Robert Johnson & Friends: Hellhound On My Trail
L'immortalité triomphante d'un légendaire quintet vintage - Mick, Keith, Iggy, Lou et David - littéralement revenu d'entre les morts ne saurait escamoter une incontournable étape de la geste rock n' rollesque, jusqu'ici partiellement abordée en ces colonnes de bon goût : nos rockers meurent, beaucoup, souvent jeunes, et rarement dans leur lit (ni même, curieusement, dans celui de groupies offertes à de giclants soli avinés terminaux comme le voudrait une légende pour le, hmm, coup très fantasmatique).
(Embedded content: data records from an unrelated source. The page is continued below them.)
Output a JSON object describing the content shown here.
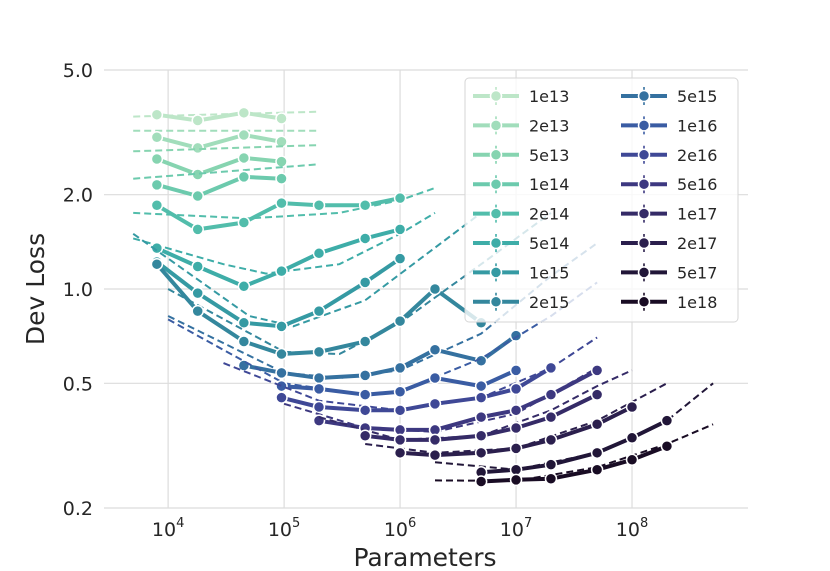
{
  "chart_data": {
    "type": "line",
    "title": "",
    "xlabel": "Parameters",
    "ylabel": "Dev Loss",
    "xscale": "log",
    "yscale": "log",
    "xlim": [
      2800,
      1000000000
    ],
    "ylim": [
      0.2,
      5.0
    ],
    "xticks": [
      {
        "value": 10000,
        "base": "10",
        "exp": "4"
      },
      {
        "value": 100000,
        "base": "10",
        "exp": "5"
      },
      {
        "value": 1000000,
        "base": "10",
        "exp": "6"
      },
      {
        "value": 10000000,
        "base": "10",
        "exp": "7"
      },
      {
        "value": 100000000,
        "base": "10",
        "exp": "8"
      }
    ],
    "yticks": [
      {
        "value": 0.2,
        "label": "0.2"
      },
      {
        "value": 0.5,
        "label": "0.5"
      },
      {
        "value": 1.0,
        "label": "1.0"
      },
      {
        "value": 2.0,
        "label": "2.0"
      },
      {
        "value": 5.0,
        "label": "5.0"
      }
    ],
    "grid": true,
    "legend_position": "top-right",
    "legend_columns": 2,
    "series": [
      {
        "name": "1e13",
        "color": "#bde6c8",
        "x": [
          8000,
          18000,
          45000,
          95000
        ],
        "y": [
          3.6,
          3.45,
          3.65,
          3.5
        ],
        "fit_x": [
          5000,
          200000
        ],
        "fit_y": [
          3.55,
          3.68
        ]
      },
      {
        "name": "2e13",
        "color": "#a1ddbb",
        "x": [
          8000,
          18000,
          45000,
          95000
        ],
        "y": [
          3.05,
          2.82,
          3.1,
          2.95
        ],
        "fit_x": [
          5000,
          200000
        ],
        "fit_y": [
          3.2,
          3.2
        ]
      },
      {
        "name": "5e13",
        "color": "#86d4b0",
        "x": [
          8000,
          18000,
          45000,
          95000
        ],
        "y": [
          2.6,
          2.32,
          2.62,
          2.55
        ],
        "fit_x": [
          5000,
          200000
        ],
        "fit_y": [
          2.75,
          2.88
        ]
      },
      {
        "name": "1e14",
        "color": "#6ccaad",
        "x": [
          8000,
          18000,
          45000,
          95000
        ],
        "y": [
          2.15,
          1.98,
          2.28,
          2.25
        ],
        "fit_x": [
          5000,
          200000
        ],
        "fit_y": [
          2.25,
          2.5
        ]
      },
      {
        "name": "2e14",
        "color": "#52bdab",
        "x": [
          8000,
          18000,
          45000,
          95000,
          200000,
          500000,
          1000000
        ],
        "y": [
          1.85,
          1.55,
          1.63,
          1.88,
          1.85,
          1.85,
          1.95
        ],
        "fit_x": [
          5000,
          50000,
          300000,
          1000000,
          2000000
        ],
        "fit_y": [
          1.75,
          1.68,
          1.75,
          1.92,
          2.1
        ]
      },
      {
        "name": "5e14",
        "color": "#3eada8",
        "x": [
          8000,
          18000,
          45000,
          95000,
          200000,
          500000,
          1000000
        ],
        "y": [
          1.35,
          1.18,
          1.02,
          1.14,
          1.3,
          1.45,
          1.55
        ],
        "fit_x": [
          5000,
          30000,
          70000,
          300000,
          1000000,
          2000000
        ],
        "fit_y": [
          1.45,
          1.2,
          1.12,
          1.2,
          1.5,
          1.75
        ]
      },
      {
        "name": "1e15",
        "color": "#359aa3",
        "x": [
          8000,
          18000,
          45000,
          95000,
          200000,
          500000,
          1000000
        ],
        "y": [
          1.22,
          0.97,
          0.78,
          0.76,
          0.85,
          1.05,
          1.25
        ],
        "fit_x": [
          5000,
          50000,
          120000,
          500000,
          1500000,
          5000000
        ],
        "fit_y": [
          1.5,
          0.82,
          0.76,
          0.92,
          1.25,
          1.75
        ]
      },
      {
        "name": "2e15",
        "color": "#34879d",
        "x": [
          8000,
          18000,
          45000,
          95000,
          200000,
          500000,
          1000000,
          2000000,
          5000000
        ],
        "y": [
          1.2,
          0.85,
          0.68,
          0.62,
          0.63,
          0.68,
          0.79,
          1.0,
          0.78
        ],
        "fit_x": [
          10000,
          100000,
          300000,
          1000000,
          5000000,
          20000000
        ],
        "fit_y": [
          1.0,
          0.63,
          0.62,
          0.78,
          1.2,
          1.75
        ]
      },
      {
        "name": "5e15",
        "color": "#3571a0",
        "x": [
          45000,
          95000,
          200000,
          500000,
          1000000,
          2000000,
          5000000,
          10000000
        ],
        "y": [
          0.57,
          0.54,
          0.52,
          0.53,
          0.56,
          0.64,
          0.59,
          0.71
        ],
        "fit_x": [
          10000,
          100000,
          300000,
          1000000,
          5000000,
          20000000,
          50000000
        ],
        "fit_y": [
          0.82,
          0.54,
          0.52,
          0.55,
          0.72,
          1.1,
          1.4
        ]
      },
      {
        "name": "1e16",
        "color": "#3a5ca3",
        "x": [
          95000,
          200000,
          500000,
          1000000,
          2000000,
          5000000,
          10000000
        ],
        "y": [
          0.49,
          0.48,
          0.46,
          0.47,
          0.52,
          0.49,
          0.55
        ],
        "fit_x": [
          10000,
          100000,
          500000,
          1000000,
          5000000,
          20000000,
          50000000
        ],
        "fit_y": [
          0.8,
          0.5,
          0.46,
          0.47,
          0.6,
          0.82,
          1.05
        ]
      },
      {
        "name": "2e16",
        "color": "#3f4896",
        "x": [
          95000,
          200000,
          500000,
          1000000,
          2000000,
          5000000,
          10000000,
          20000000
        ],
        "y": [
          0.45,
          0.42,
          0.41,
          0.41,
          0.43,
          0.45,
          0.48,
          0.56
        ],
        "fit_x": [
          30000,
          200000,
          1000000,
          5000000,
          20000000,
          50000000
        ],
        "fit_y": [
          0.58,
          0.44,
          0.41,
          0.45,
          0.56,
          0.7
        ]
      },
      {
        "name": "5e16",
        "color": "#3d3880",
        "x": [
          200000,
          500000,
          1000000,
          2000000,
          5000000,
          10000000,
          20000000,
          50000000
        ],
        "y": [
          0.38,
          0.36,
          0.355,
          0.355,
          0.39,
          0.41,
          0.46,
          0.55
        ],
        "fit_x": [
          100000,
          500000,
          2000000,
          10000000,
          50000000
        ],
        "fit_y": [
          0.43,
          0.36,
          0.35,
          0.4,
          0.56
        ]
      },
      {
        "name": "1e17",
        "color": "#352b67",
        "x": [
          500000,
          1000000,
          2000000,
          5000000,
          10000000,
          20000000,
          50000000
        ],
        "y": [
          0.34,
          0.33,
          0.33,
          0.34,
          0.36,
          0.39,
          0.46
        ],
        "fit_x": [
          200000,
          1000000,
          5000000,
          20000000,
          50000000,
          100000000
        ],
        "fit_y": [
          0.39,
          0.33,
          0.34,
          0.41,
          0.49,
          0.55
        ]
      },
      {
        "name": "2e17",
        "color": "#2b1f4d",
        "x": [
          1000000,
          2000000,
          5000000,
          10000000,
          20000000,
          50000000,
          100000000
        ],
        "y": [
          0.3,
          0.295,
          0.3,
          0.31,
          0.33,
          0.37,
          0.42
        ],
        "fit_x": [
          500000,
          2000000,
          10000000,
          50000000,
          200000000
        ],
        "fit_y": [
          0.32,
          0.3,
          0.31,
          0.38,
          0.5
        ]
      },
      {
        "name": "5e17",
        "color": "#211638",
        "x": [
          5000000,
          10000000,
          20000000,
          50000000,
          100000000,
          200000000
        ],
        "y": [
          0.26,
          0.265,
          0.275,
          0.3,
          0.335,
          0.38
        ],
        "fit_x": [
          2000000,
          10000000,
          50000000,
          200000000,
          500000000
        ],
        "fit_y": [
          0.28,
          0.265,
          0.3,
          0.38,
          0.5
        ]
      },
      {
        "name": "1e18",
        "color": "#190c24",
        "x": [
          5000000,
          10000000,
          20000000,
          50000000,
          100000000,
          200000000
        ],
        "y": [
          0.243,
          0.246,
          0.248,
          0.265,
          0.285,
          0.315
        ],
        "fit_x": [
          2000000,
          10000000,
          50000000,
          200000000,
          500000000
        ],
        "fit_y": [
          0.245,
          0.244,
          0.27,
          0.32,
          0.37
        ]
      }
    ]
  }
}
Sous la pression populaire, on se lance donc aujourd'hui dans un tour d'horizon, trop longtemps repoussé et nécessairement incomplet, du cassage de pipe de nos idoles - ou pas -, le tout sous le patronage arbitraire de Robert Johnson, compléments et commentaires bienvenus... Et rappelons-le : on meurt toujours d'un arrêt du coeur...
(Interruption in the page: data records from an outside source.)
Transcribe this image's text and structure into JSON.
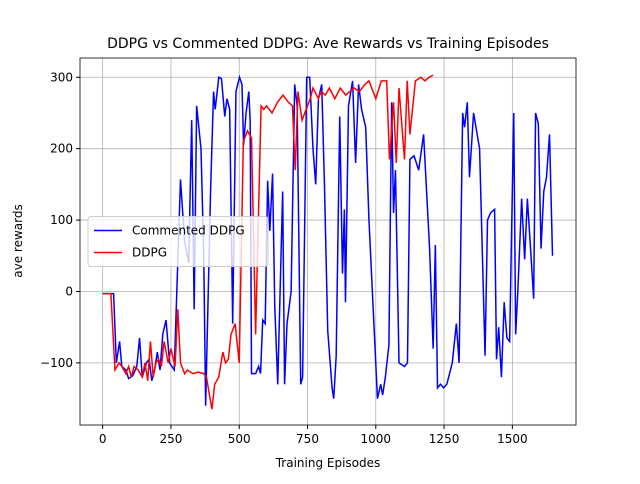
{
  "chart_data": {
    "type": "line",
    "title": "DDPG vs Commented DDPG: Ave Rewards vs Training Episodes",
    "x_label": "Training Episodes",
    "y_label": "ave rewards",
    "xlim": [
      -83,
      1733
    ],
    "ylim": [
      -187,
      327
    ],
    "xticks": [
      0,
      250,
      500,
      750,
      1000,
      1250,
      1500
    ],
    "yticks": [
      {
        "value": -100,
        "label": "−100"
      },
      0,
      100,
      200,
      300
    ],
    "grid": true,
    "legend": "center left",
    "series": [
      {
        "name": "Commented DDPG",
        "color": "#0000ff",
        "x": [
          0,
          40,
          50,
          62,
          70,
          85,
          95,
          110,
          125,
          135,
          145,
          160,
          170,
          180,
          190,
          200,
          210,
          220,
          232,
          245,
          262,
          285,
          300,
          315,
          326,
          335,
          344,
          360,
          370,
          377,
          395,
          406,
          412,
          425,
          435,
          447,
          455,
          465,
          476,
          488,
          501,
          510,
          516,
          525,
          535,
          540,
          545,
          560,
          571,
          578,
          586,
          595,
          604,
          612,
          622,
          630,
          641,
          659,
          666,
          675,
          690,
          703,
          712,
          725,
          732,
          747,
          758,
          770,
          780,
          790,
          802,
          812,
          824,
          840,
          846,
          855,
          868,
          878,
          885,
          889,
          900,
          915,
          926,
          937,
          948,
          963,
          975,
          1006,
          1018,
          1025,
          1035,
          1048,
          1058,
          1065,
          1072,
          1085,
          1105,
          1116,
          1125,
          1140,
          1157,
          1175,
          1197,
          1210,
          1218,
          1226,
          1237,
          1248,
          1260,
          1280,
          1295,
          1305,
          1318,
          1325,
          1335,
          1343,
          1358,
          1380,
          1400,
          1409,
          1420,
          1435,
          1442,
          1450,
          1460,
          1470,
          1480,
          1490,
          1505,
          1512,
          1520,
          1534,
          1545,
          1555,
          1565,
          1578,
          1585,
          1595,
          1605,
          1615,
          1625,
          1636,
          1647
        ],
        "values": [
          -3,
          -3,
          -100,
          -70,
          -105,
          -110,
          -122,
          -118,
          -105,
          -65,
          -120,
          -100,
          -95,
          -125,
          -110,
          -85,
          -110,
          -60,
          -40,
          -100,
          -110,
          157,
          70,
          40,
          240,
          -25,
          260,
          200,
          50,
          -160,
          140,
          280,
          255,
          300,
          298,
          245,
          270,
          255,
          -45,
          280,
          300,
          290,
          205,
          250,
          280,
          240,
          -115,
          -115,
          -105,
          -115,
          -40,
          -45,
          155,
          85,
          165,
          -20,
          -130,
          140,
          -130,
          -45,
          0,
          290,
          260,
          -130,
          -120,
          300,
          300,
          200,
          150,
          270,
          290,
          150,
          -55,
          -135,
          -150,
          -90,
          245,
          25,
          115,
          -15,
          260,
          295,
          180,
          290,
          255,
          230,
          100,
          -150,
          -130,
          -145,
          -120,
          -75,
          265,
          110,
          170,
          -100,
          -105,
          -100,
          185,
          190,
          170,
          220,
          60,
          -80,
          65,
          -135,
          -130,
          -135,
          -130,
          -100,
          -45,
          -100,
          250,
          230,
          265,
          160,
          250,
          200,
          -90,
          100,
          110,
          115,
          -95,
          -50,
          -120,
          -15,
          -65,
          -70,
          250,
          -60,
          0,
          130,
          45,
          130,
          70,
          -10,
          250,
          235,
          60,
          140,
          160,
          220,
          50
        ]
      },
      {
        "name": "DDPG",
        "color": "#ff0000",
        "x": [
          0,
          30,
          45,
          60,
          70,
          85,
          95,
          105,
          115,
          130,
          145,
          155,
          165,
          175,
          185,
          195,
          205,
          215,
          225,
          240,
          250,
          265,
          275,
          285,
          300,
          310,
          330,
          350,
          370,
          380,
          400,
          410,
          425,
          440,
          450,
          460,
          470,
          485,
          500,
          515,
          530,
          545,
          560,
          580,
          590,
          600,
          620,
          640,
          660,
          680,
          695,
          705,
          715,
          730,
          745,
          760,
          770,
          790,
          800,
          815,
          830,
          850,
          870,
          890,
          905,
          920,
          940,
          960,
          975,
          1000,
          1020,
          1040,
          1050,
          1065,
          1075,
          1085,
          1105,
          1115,
          1125,
          1145,
          1165,
          1180,
          1195,
          1210
        ],
        "values": [
          -3,
          -3,
          -110,
          -100,
          -105,
          -115,
          -105,
          -120,
          -105,
          -110,
          -120,
          -100,
          -125,
          -70,
          -120,
          -100,
          -95,
          -105,
          -70,
          -100,
          -80,
          -105,
          -25,
          -100,
          -115,
          -110,
          -115,
          -113,
          -115,
          -120,
          -165,
          -130,
          -120,
          -85,
          -100,
          -95,
          -60,
          -45,
          -100,
          210,
          225,
          215,
          -60,
          260,
          255,
          260,
          250,
          265,
          275,
          265,
          260,
          170,
          280,
          240,
          255,
          270,
          285,
          270,
          280,
          275,
          285,
          270,
          285,
          275,
          280,
          285,
          280,
          290,
          295,
          270,
          295,
          295,
          185,
          265,
          180,
          285,
          185,
          295,
          220,
          295,
          300,
          295,
          300,
          303
        ]
      }
    ]
  }
}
Si on en s'en tiendra ici à nos chers rock n' rollers, mentionnons d'emblée le formidable travail de défrichage entrepris par leurs aïeuls directs, les si souvent infortunés bluesmen : de Sonny Boy Williamson, crâne fracturé à sa sortie d'un concert au Plantation Club à Chicago en 1948 ou Little Walter, habitué du coup de poing imbibé qui fut tabassé à mort 20 ans plus tard, à Luther Perkins, guitariste de Johnny Cash, qui piqua un roupillon fatal, clope au bec (et donc draps en flamme), de Jimmy Reed, pochtron notoire aux problèmes respiratoires fatals, à Johnny Ace, victime d'une roulette russe tragique improvisée backstage à la Noël 1954, de Blind Lemon Jefferson, mort congelé dans sa voiture, à Robert Johnson, empoisonné par un mari jaloux dans le bouge Three Forks, en bordure de Greenwood, Mississippi, les bluesmen, là encore, pavèrent la voie aux rockers en manière d'excès finaux...
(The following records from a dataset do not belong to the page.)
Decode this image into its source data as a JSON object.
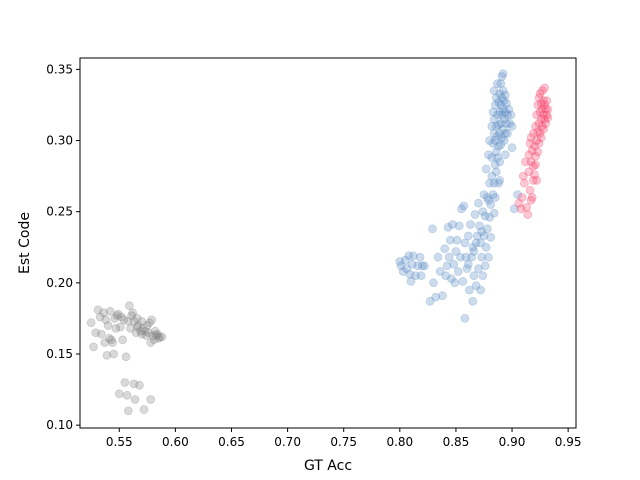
{
  "chart_data": {
    "type": "scatter",
    "xlabel": "GT Acc",
    "ylabel": "Est Code",
    "xlim": [
      0.515,
      0.957
    ],
    "ylim": [
      0.098,
      0.358
    ],
    "xticks": [
      "0.55",
      "0.60",
      "0.65",
      "0.70",
      "0.75",
      "0.80",
      "0.85",
      "0.90",
      "0.95"
    ],
    "yticks": [
      "0.10",
      "0.15",
      "0.20",
      "0.25",
      "0.30",
      "0.35"
    ],
    "grid": false,
    "legend": "none",
    "series": [
      {
        "color": "#808080",
        "opacity": 0.3,
        "points": [
          [
            0.525,
            0.172
          ],
          [
            0.527,
            0.155
          ],
          [
            0.529,
            0.165
          ],
          [
            0.531,
            0.181
          ],
          [
            0.533,
            0.176
          ],
          [
            0.534,
            0.164
          ],
          [
            0.536,
            0.179
          ],
          [
            0.537,
            0.158
          ],
          [
            0.539,
            0.149
          ],
          [
            0.54,
            0.17
          ],
          [
            0.541,
            0.161
          ],
          [
            0.542,
            0.18
          ],
          [
            0.543,
            0.16
          ],
          [
            0.545,
            0.15
          ],
          [
            0.546,
            0.175
          ],
          [
            0.547,
            0.168
          ],
          [
            0.548,
            0.177
          ],
          [
            0.549,
            0.178
          ],
          [
            0.55,
            0.122
          ],
          [
            0.551,
            0.169
          ],
          [
            0.552,
            0.176
          ],
          [
            0.553,
            0.16
          ],
          [
            0.554,
            0.174
          ],
          [
            0.555,
            0.13
          ],
          [
            0.556,
            0.148
          ],
          [
            0.557,
            0.121
          ],
          [
            0.558,
            0.173
          ],
          [
            0.558,
            0.11
          ],
          [
            0.559,
            0.184
          ],
          [
            0.56,
            0.168
          ],
          [
            0.561,
            0.177
          ],
          [
            0.562,
            0.179
          ],
          [
            0.563,
            0.173
          ],
          [
            0.563,
            0.129
          ],
          [
            0.564,
            0.118
          ],
          [
            0.565,
            0.165
          ],
          [
            0.566,
            0.175
          ],
          [
            0.567,
            0.17
          ],
          [
            0.568,
            0.128
          ],
          [
            0.569,
            0.166
          ],
          [
            0.57,
            0.164
          ],
          [
            0.57,
            0.173
          ],
          [
            0.571,
            0.168
          ],
          [
            0.572,
            0.111
          ],
          [
            0.573,
            0.166
          ],
          [
            0.574,
            0.163
          ],
          [
            0.575,
            0.17
          ],
          [
            0.576,
            0.165
          ],
          [
            0.577,
            0.172
          ],
          [
            0.578,
            0.158
          ],
          [
            0.578,
            0.118
          ],
          [
            0.579,
            0.174
          ],
          [
            0.58,
            0.163
          ],
          [
            0.581,
            0.16
          ],
          [
            0.582,
            0.166
          ],
          [
            0.583,
            0.163
          ],
          [
            0.584,
            0.164
          ],
          [
            0.585,
            0.161
          ],
          [
            0.586,
            0.162
          ],
          [
            0.588,
            0.162
          ],
          [
            0.566,
            0.169
          ],
          [
            0.544,
            0.158
          ],
          [
            0.538,
            0.174
          ]
        ]
      },
      {
        "color": "#5b8ac2",
        "opacity": 0.3,
        "points": [
          [
            0.8,
            0.215
          ],
          [
            0.801,
            0.212
          ],
          [
            0.803,
            0.208
          ],
          [
            0.805,
            0.216
          ],
          [
            0.806,
            0.21
          ],
          [
            0.808,
            0.219
          ],
          [
            0.809,
            0.206
          ],
          [
            0.81,
            0.201
          ],
          [
            0.811,
            0.213
          ],
          [
            0.812,
            0.219
          ],
          [
            0.814,
            0.205
          ],
          [
            0.816,
            0.212
          ],
          [
            0.818,
            0.218
          ],
          [
            0.819,
            0.205
          ],
          [
            0.82,
            0.212
          ],
          [
            0.822,
            0.212
          ],
          [
            0.827,
            0.187
          ],
          [
            0.829,
            0.238
          ],
          [
            0.83,
            0.2
          ],
          [
            0.832,
            0.19
          ],
          [
            0.834,
            0.218
          ],
          [
            0.836,
            0.208
          ],
          [
            0.838,
            0.191
          ],
          [
            0.84,
            0.224
          ],
          [
            0.841,
            0.205
          ],
          [
            0.842,
            0.212
          ],
          [
            0.843,
            0.239
          ],
          [
            0.844,
            0.218
          ],
          [
            0.845,
            0.23
          ],
          [
            0.846,
            0.203
          ],
          [
            0.847,
            0.241
          ],
          [
            0.848,
            0.213
          ],
          [
            0.849,
            0.2
          ],
          [
            0.85,
            0.222
          ],
          [
            0.851,
            0.23
          ],
          [
            0.852,
            0.208
          ],
          [
            0.853,
            0.24
          ],
          [
            0.854,
            0.218
          ],
          [
            0.855,
            0.252
          ],
          [
            0.856,
            0.201
          ],
          [
            0.857,
            0.254
          ],
          [
            0.858,
            0.228
          ],
          [
            0.858,
            0.175
          ],
          [
            0.859,
            0.218
          ],
          [
            0.86,
            0.21
          ],
          [
            0.861,
            0.233
          ],
          [
            0.862,
            0.195
          ],
          [
            0.863,
            0.241
          ],
          [
            0.864,
            0.218
          ],
          [
            0.865,
            0.225
          ],
          [
            0.865,
            0.187
          ],
          [
            0.866,
            0.205
          ],
          [
            0.867,
            0.248
          ],
          [
            0.868,
            0.228
          ],
          [
            0.868,
            0.198
          ],
          [
            0.869,
            0.233
          ],
          [
            0.87,
            0.21
          ],
          [
            0.87,
            0.256
          ],
          [
            0.871,
            0.24
          ],
          [
            0.872,
            0.195
          ],
          [
            0.872,
            0.228
          ],
          [
            0.873,
            0.218
          ],
          [
            0.874,
            0.25
          ],
          [
            0.874,
            0.205
          ],
          [
            0.875,
            0.262
          ],
          [
            0.875,
            0.233
          ],
          [
            0.876,
            0.247
          ],
          [
            0.876,
            0.212
          ],
          [
            0.877,
            0.28
          ],
          [
            0.877,
            0.225
          ],
          [
            0.878,
            0.26
          ],
          [
            0.878,
            0.238
          ],
          [
            0.879,
            0.29
          ],
          [
            0.879,
            0.218
          ],
          [
            0.88,
            0.27
          ],
          [
            0.88,
            0.246
          ],
          [
            0.88,
            0.3
          ],
          [
            0.881,
            0.232
          ],
          [
            0.881,
            0.255
          ],
          [
            0.882,
            0.31
          ],
          [
            0.882,
            0.275
          ],
          [
            0.882,
            0.288
          ],
          [
            0.883,
            0.32
          ],
          [
            0.883,
            0.262
          ],
          [
            0.883,
            0.298
          ],
          [
            0.884,
            0.335
          ],
          [
            0.884,
            0.305
          ],
          [
            0.884,
            0.27
          ],
          [
            0.884,
            0.315
          ],
          [
            0.885,
            0.283
          ],
          [
            0.885,
            0.325
          ],
          [
            0.885,
            0.3
          ],
          [
            0.885,
            0.26
          ],
          [
            0.886,
            0.31
          ],
          [
            0.886,
            0.292
          ],
          [
            0.886,
            0.33
          ],
          [
            0.886,
            0.278
          ],
          [
            0.887,
            0.318
          ],
          [
            0.887,
            0.303
          ],
          [
            0.887,
            0.34
          ],
          [
            0.887,
            0.288
          ],
          [
            0.888,
            0.327
          ],
          [
            0.888,
            0.311
          ],
          [
            0.888,
            0.296
          ],
          [
            0.888,
            0.27
          ],
          [
            0.889,
            0.333
          ],
          [
            0.889,
            0.32
          ],
          [
            0.889,
            0.305
          ],
          [
            0.889,
            0.285
          ],
          [
            0.89,
            0.34
          ],
          [
            0.89,
            0.325
          ],
          [
            0.89,
            0.312
          ],
          [
            0.89,
            0.297
          ],
          [
            0.891,
            0.345
          ],
          [
            0.891,
            0.33
          ],
          [
            0.891,
            0.318
          ],
          [
            0.891,
            0.302
          ],
          [
            0.892,
            0.335
          ],
          [
            0.892,
            0.322
          ],
          [
            0.892,
            0.308
          ],
          [
            0.892,
            0.347
          ],
          [
            0.893,
            0.328
          ],
          [
            0.893,
            0.315
          ],
          [
            0.893,
            0.3
          ],
          [
            0.894,
            0.332
          ],
          [
            0.894,
            0.32
          ],
          [
            0.894,
            0.305
          ],
          [
            0.895,
            0.326
          ],
          [
            0.895,
            0.312
          ],
          [
            0.896,
            0.318
          ],
          [
            0.896,
            0.305
          ],
          [
            0.897,
            0.322
          ],
          [
            0.898,
            0.312
          ],
          [
            0.899,
            0.318
          ],
          [
            0.9,
            0.31
          ],
          [
            0.9,
            0.295
          ],
          [
            0.902,
            0.252
          ],
          [
            0.905,
            0.262
          ],
          [
            0.894,
            0.29
          ],
          [
            0.889,
            0.272
          ],
          [
            0.884,
            0.249
          ],
          [
            0.879,
            0.258
          ],
          [
            0.873,
            0.236
          ],
          [
            0.866,
            0.222
          ],
          [
            0.861,
            0.213
          ]
        ]
      },
      {
        "color": "#f4436a",
        "opacity": 0.3,
        "points": [
          [
            0.906,
            0.256
          ],
          [
            0.908,
            0.252
          ],
          [
            0.909,
            0.26
          ],
          [
            0.91,
            0.275
          ],
          [
            0.911,
            0.27
          ],
          [
            0.912,
            0.285
          ],
          [
            0.913,
            0.253
          ],
          [
            0.914,
            0.248
          ],
          [
            0.915,
            0.29
          ],
          [
            0.915,
            0.278
          ],
          [
            0.916,
            0.298
          ],
          [
            0.916,
            0.265
          ],
          [
            0.917,
            0.302
          ],
          [
            0.917,
            0.285
          ],
          [
            0.918,
            0.293
          ],
          [
            0.918,
            0.26
          ],
          [
            0.919,
            0.305
          ],
          [
            0.919,
            0.282
          ],
          [
            0.92,
            0.296
          ],
          [
            0.92,
            0.276
          ],
          [
            0.921,
            0.31
          ],
          [
            0.921,
            0.289
          ],
          [
            0.922,
            0.318
          ],
          [
            0.922,
            0.3
          ],
          [
            0.922,
            0.272
          ],
          [
            0.923,
            0.325
          ],
          [
            0.923,
            0.306
          ],
          [
            0.923,
            0.292
          ],
          [
            0.924,
            0.33
          ],
          [
            0.924,
            0.312
          ],
          [
            0.924,
            0.298
          ],
          [
            0.925,
            0.32
          ],
          [
            0.925,
            0.305
          ],
          [
            0.925,
            0.333
          ],
          [
            0.926,
            0.315
          ],
          [
            0.926,
            0.326
          ],
          [
            0.926,
            0.302
          ],
          [
            0.927,
            0.322
          ],
          [
            0.927,
            0.31
          ],
          [
            0.927,
            0.335
          ],
          [
            0.928,
            0.318
          ],
          [
            0.928,
            0.328
          ],
          [
            0.928,
            0.308
          ],
          [
            0.929,
            0.325
          ],
          [
            0.929,
            0.315
          ],
          [
            0.929,
            0.337
          ],
          [
            0.93,
            0.322
          ],
          [
            0.93,
            0.312
          ],
          [
            0.931,
            0.318
          ],
          [
            0.931,
            0.328
          ],
          [
            0.932,
            0.316
          ],
          [
            0.932,
            0.322
          ],
          [
            0.919,
            0.272
          ],
          [
            0.917,
            0.258
          ],
          [
            0.921,
            0.283
          ]
        ]
      }
    ]
  }
}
Non que ceux-ci restassent scrupuleusement attachés à ces modèles vite devenus légendaires : très tôt, les rockers rivalisèrent d'ingéniosité et de créativité et s'inventèrent des fins sublimes, ridicules ou poignantes... Souvent, la mécanique s'en mêla furieusement : accident de voiture - Eddie Cochran perdit la vie près de Chippenham, Wiltshire, dans un accident de taxi dont réchappa miraculeusement le déjà bien amoché Gene Vincent ; Stiv Bators des Dead Boys, renversé par une voiture en juin 1990, tenta d'ignorer ses blessures dont il mourut cependant des suites quelques heures plus tard dans son sommeil ; Marc Bolan finit broyé dans sa voiture qui, conduite distraitement par sa femme Gloria Jones, percuta un arbre du Barnes Common, à Londres ; le 27 Septembre 1986, Cliff Burton, irremplaçable bassiste de Metallica, assoupi à l'arrière du bus de tournée, périt écrasé dans les tôles froissées du véhicule surpris par le redoutable verglas d'une petite route suédoise ; Razzle de Hanoi Rocks, accidenté par un Vince Neil de Mötley Crüe ivre mort, ne survécut pas à ses blessures ; enfin d'autres, aux destinées moins flamboyantes, comme Rushton Moreve de Steppenwolf, Chris Bell de Big Star, Tommy Caldwell du Marshall Tucker Band ou Keith Godchaux du Grateful Dead, durent également leur fin à de vicieuses automobiles -, accident de moto - on connaît les destinées tragiques de Duane Allman et Berry Oakley des Allman Brothers, morts d'un accident de cheval mécanique respectivement les 29 octobre 1971 et 11 Novembre 1972 au même endroit à quelques mètres près ; Greg Arama, bassiste des Amboy Dukes, connut le même triste sort - et, plus mythique encore peut-être, crash d'avion - on a déjà parlé du fameux "Day The Music Died" qui coûta la vie à Buddy Holly, Ritchie Valens, Big Bopper et leurs musiciens le 3 février 1959 ; comme nul n'en ignore, dix-huit ans plus tard, le 20 Octobre 1977, les valeureux Lynyrd Skynyrd Ronnie Van Zant, Steve Gaines, Cassie Gaines et leur manager Dean Kilpatrick se crashèrent à bord d'un coucou sudiste dans les marais de Gillsburg alors qu'ils se rendaient à Baton Rouge (les guitaristes Allen Collins et Gary Rossington, le bassiste Leon Wilkeson et le pianiste Billy Powell eurent miraculeusement la vie sauve).
... toujours là ?
On continue. Les altitudes motorisées furent d'ailleurs bien souvent cruelles avec nos idoles puisque leurs caprices - souvent favorisés par des défaillances bien humaines - emportèrent aussi, outre le chanteur de rock et country Rick Nelson en 1985, le vénéré guitariste de Ozzy Osbourne Randy Rhoads qui, embringué dans un baptême de l'air impromptu par un pote du chauffeur de son bus, remit son destin entre les mains d'un pilote complètement cocaïné qui entreprit de poser son engin sur le toit du dit bus et, le précisera-t-on, loupa méchamment... Plus rare, l'hélicoptère se montre du coup revanchard et comme sélectif : celui qui emmenait Stevie Ray Vaughan un matin du 27 août 1990 à Chicago perdit son combat contre les brumes et s'écrasa contre une colline, nous privant du guitariste de blues le plus inspiré des trente dernières années...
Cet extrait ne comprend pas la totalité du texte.